The previously discussed automatic validation - adding code to the exporter that would validate in real time every ddi record produced, and only cache it if it passes the validation - does make sense to be left as a separate sprint-sized task. (the validation itself is not hard to add; but we'll meed to figure out how to report the errors). I have enabled the validation test in DDIExporterTest.testExportDataset() however, so, in the meantime, after we merge this PR, any developer working on the ddi exporter will be alerted if they break it by introducing something invalid, because they won't be able to build their branch.

To clarify, in the current state, the exporter in my branch is producing valid ddi xml for our control "all fields" dataset, plus all the other datasets used in our tests, and whatever I could think of to test. It does NOT guarantee that there is no possible scenario where it can still output something illegal! So, yes, it is important to add auto-validation. And, if and when somebody finds another such scenario, we will treat it as a new issue.

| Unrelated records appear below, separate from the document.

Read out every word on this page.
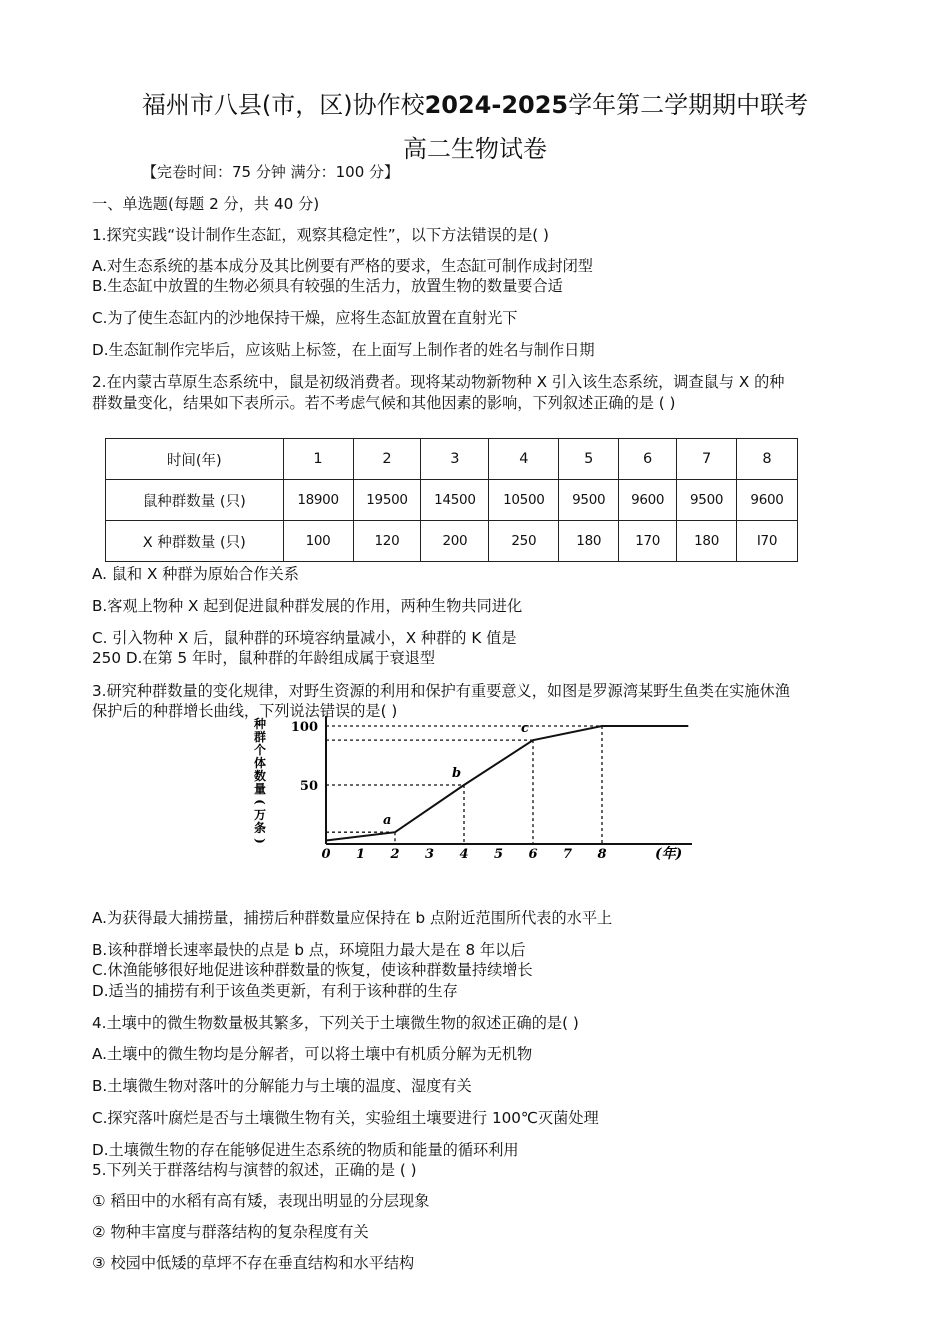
福州市八县(市，区)协作校2024-2025学年第二学期期中联考
高二生物试卷
【完卷时间：75 分钟 满分：100 分】
一、单选题(每题 2 分，共 40 分)
1.探究实践“设计制作生态缸，观察其稳定性”，以下方法错误的是( )
A.对生态系统的基本成分及其比例要有严格的要求，生态缸可制作成封闭型
B.生态缸中放置的生物必须具有较强的生活力，放置生物的数量要合适
C.为了使生态缸内的沙地保持干燥，应将生态缸放置在直射光下
D.生态缸制作完毕后，应该贴上标签，在上面写上制作者的姓名与制作日期
2.在内蒙古草原生态系统中，鼠是初级消费者。现将某动物新物种 X 引入该生态系统，调查鼠与 X 的种
群数量变化，结果如下表所示。若不考虑气候和其他因素的影响，下列叙述正确的是 ( )
时间(年)	1	2	3	4	5	6	7	8
鼠种群数量 (只)	18900	19500	14500	10500	9500	9600	9500	9600
X 种群数量 (只)	100	120	200	250	180	170	180	I70
A. 鼠和 X 种群为原始合作关系
B.客观上物种 X 起到促进鼠种群发展的作用，两种生物共同进化
C. 引入物种 X 后，鼠种群的环境容纳量减小，X 种群的 K 值是
250 D.在第 5 年时，鼠种群的年龄组成属于衰退型
3.研究种群数量的变化规律，对野生资源的利用和保护有重要意义，如图是罗源湾某野生鱼类在实施休渔
保护后的种群增长曲线，下列说法错误的是( )
种
群
个
体
数
量
(
万
条
)
a
b
c
0 1 2 3 4 5 6 7 8
50
100
(年)
A.为获得最大捕捞量，捕捞后种群数量应保持在 b 点附近范围所代表的水平上
B.该种群增长速率最快的点是 b 点，环境阻力最大是在 8 年以后
C.休渔能够很好地促进该种群数量的恢复，使该种群数量持续增长
D.适当的捕捞有利于该鱼类更新，有利于该种群的生存
4.土壤中的微生物数量极其繁多，下列关于土壤微生物的叙述正确的是( )
A.土壤中的微生物均是分解者，可以将土壤中有机质分解为无机物
B.土壤微生物对落叶的分解能力与土壤的温度、湿度有关
C.探究落叶腐烂是否与土壤微生物有关，实验组土壤要进行 100℃灭菌处理
D.土壤微生物的存在能够促进生态系统的物质和能量的循环利用
5.下列关于群落结构与演替的叙述，正确的是 ( )
① 稻田中的水稻有高有矮，表现出明显的分层现象
② 物种丰富度与群落结构的复杂程度有关
③ 校园中低矮的草坪不存在垂直结构和水平结构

A couple of arbitrary decisions had to be made. I will spell it out in the PR description. My general approach was, if something does not translate from our metadata to the ddi format 1:1, just drop it and move on. We don't assume that it's a goal, to preserve all of our metadata when exporting DC, it's obvious that only a subset of our block fields can be exported in that format. But it's not a possibility with the ddi either, now that we have multiple blocks and the application is no longer centered around quantitative social science. So, no need to sweat a lost individual field here and there.

kaczmirek commented 1 year ago

To check compatibility I use the following two validators:

  1. BASE http://oval.base-search.net/ (this shows the new error "No incremental harvesting" in 12.1. I suggest adding this validator to the validation pipeline)
  2. CESSDA https://cmv.cessda.eu/#!validation with settings validation Gate= BASIC and Profile = CESSDA DATA CATALOGUE (CDC) DDI2.5 PROFILE - MONOLINGUAL: 1.0.4 This gives both schema violations and constraint violations (the latter are probably not relevant for Dataverse because the constraints of the profile can differ from what the Dataverse project wants to see. Although it would be good the add the attributes and tags that are recommended in the Gate = STANDARD) It is important to pass these two validators because this can result in being included and findable in a lot of aggregators like OpenAire, ELIXIR, B2FIND (https://b2find.eudat.eu/) which are all important players in Europe and with respect to the European Open Science Cloud (EOSC), etc. Currently, we have local fixes at several Dataverse installations to pass the validators (I only looked at the ones participating in CESSDA in Europe).
landreev commented 1 year ago

@kaczmirek CESSDA (https://cmv.cessda.eu/#!validation) is my favorite validator tool as well. I made a pull request the other week (#9484, linked to this issue) that fixes the numerous schema violations in our DDI export. I recommend the CESSDA validator under "how to test" there, with the same profile you mentioned ("CESSDA DATA CATALOGUE (CDC) DDI2.5 PROFILE - MONOLINGUAL: 1.0.4").